Solve as many practice questions as possible. In order to drill the concepts, you must stimulate your brain. If it feels difficult, then it works and you are learning something. Try to find as many practice questions for the ERP exam, or if possible, enroll in a class to take a practice exam, such as the realistic ERP practice exam.
Take a day off work before the exam. You should not go into overdrive right before the exam day. Take a day off, sleep enough, take a walk, or go swimming. Go to bed early and rise early. This will help you achieve peak performance during the exam.
Research your exam center. Go there once before the exam, find out where parking is located, if the exam is taking place on a university campus, find out in which building it will be taken. I took the exam at UCLA. The campus is a maze stretching over several city blocks. There were no signs whatsoever. As it was early on a Saturday, there were almost no students around to ask for directions. Make sure you know where you have to be on exam day, and if you have questions, ask GARP early.
Bring your own lunch. On the exam site, there may be a cafeteria, but you should bring your own lunch. You never know what they are serving, it may be crowded and you have to wait in line. Instead, prepare a healthy sandwich, find a quiet place and relax during the lunch break. Make sure you bring a beverage and snacks during the exam, as there is probably no drinking water provided in the exam room.
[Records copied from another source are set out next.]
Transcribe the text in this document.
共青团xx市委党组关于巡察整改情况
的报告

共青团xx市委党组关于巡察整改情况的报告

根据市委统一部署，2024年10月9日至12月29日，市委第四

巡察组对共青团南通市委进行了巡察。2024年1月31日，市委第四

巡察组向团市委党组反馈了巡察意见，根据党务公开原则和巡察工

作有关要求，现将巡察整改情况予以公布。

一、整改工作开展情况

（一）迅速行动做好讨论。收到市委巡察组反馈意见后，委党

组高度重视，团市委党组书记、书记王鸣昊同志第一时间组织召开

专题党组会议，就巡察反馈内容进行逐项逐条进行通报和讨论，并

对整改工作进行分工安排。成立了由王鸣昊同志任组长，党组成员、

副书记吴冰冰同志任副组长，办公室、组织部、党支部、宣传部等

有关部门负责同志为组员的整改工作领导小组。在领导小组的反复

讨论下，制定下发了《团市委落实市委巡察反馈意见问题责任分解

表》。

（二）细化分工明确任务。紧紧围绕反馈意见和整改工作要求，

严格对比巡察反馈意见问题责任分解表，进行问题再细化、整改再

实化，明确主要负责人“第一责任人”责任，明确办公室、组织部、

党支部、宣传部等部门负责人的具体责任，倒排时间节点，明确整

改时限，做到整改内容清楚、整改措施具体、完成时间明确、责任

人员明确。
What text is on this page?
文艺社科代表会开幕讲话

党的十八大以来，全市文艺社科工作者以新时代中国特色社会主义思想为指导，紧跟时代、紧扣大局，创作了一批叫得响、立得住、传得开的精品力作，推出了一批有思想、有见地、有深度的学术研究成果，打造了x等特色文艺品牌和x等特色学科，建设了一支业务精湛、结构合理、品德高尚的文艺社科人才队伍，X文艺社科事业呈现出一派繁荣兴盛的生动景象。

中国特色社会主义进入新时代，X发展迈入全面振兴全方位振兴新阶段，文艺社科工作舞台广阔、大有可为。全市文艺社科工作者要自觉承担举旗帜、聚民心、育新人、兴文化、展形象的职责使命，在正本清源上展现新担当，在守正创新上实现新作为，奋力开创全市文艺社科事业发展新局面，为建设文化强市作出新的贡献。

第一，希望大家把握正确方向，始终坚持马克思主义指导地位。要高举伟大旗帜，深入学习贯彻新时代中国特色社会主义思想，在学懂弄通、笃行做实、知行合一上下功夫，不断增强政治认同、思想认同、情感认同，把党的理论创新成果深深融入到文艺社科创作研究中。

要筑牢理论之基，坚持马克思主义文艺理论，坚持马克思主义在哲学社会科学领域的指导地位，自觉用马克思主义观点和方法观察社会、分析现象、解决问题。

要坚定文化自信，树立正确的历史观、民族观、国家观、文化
The official statement is that there are no food or drinks allowed in the exam room, but of you quietly place a bottle of water on the floor next to your chair, nobody will complain.
Do not engage in discussions about the curriculum before the exam. Save this for afterwards. The exam will be hard enough. You need all mental power you can muster, and you should not waste any energy discussing last minute questions right before the exam. This is why you should have a study group where all questions are cleared beforehand.
Take it step by step during the exam. Time is usually not an issue. Solve question for question, and if you see something you did not anticipate, do not despair. Make a mark in your exam book on questions you are not certain about, and re-attempt them later. Do not leave any questions blank, always fill in an answer. You can always correct your answer later.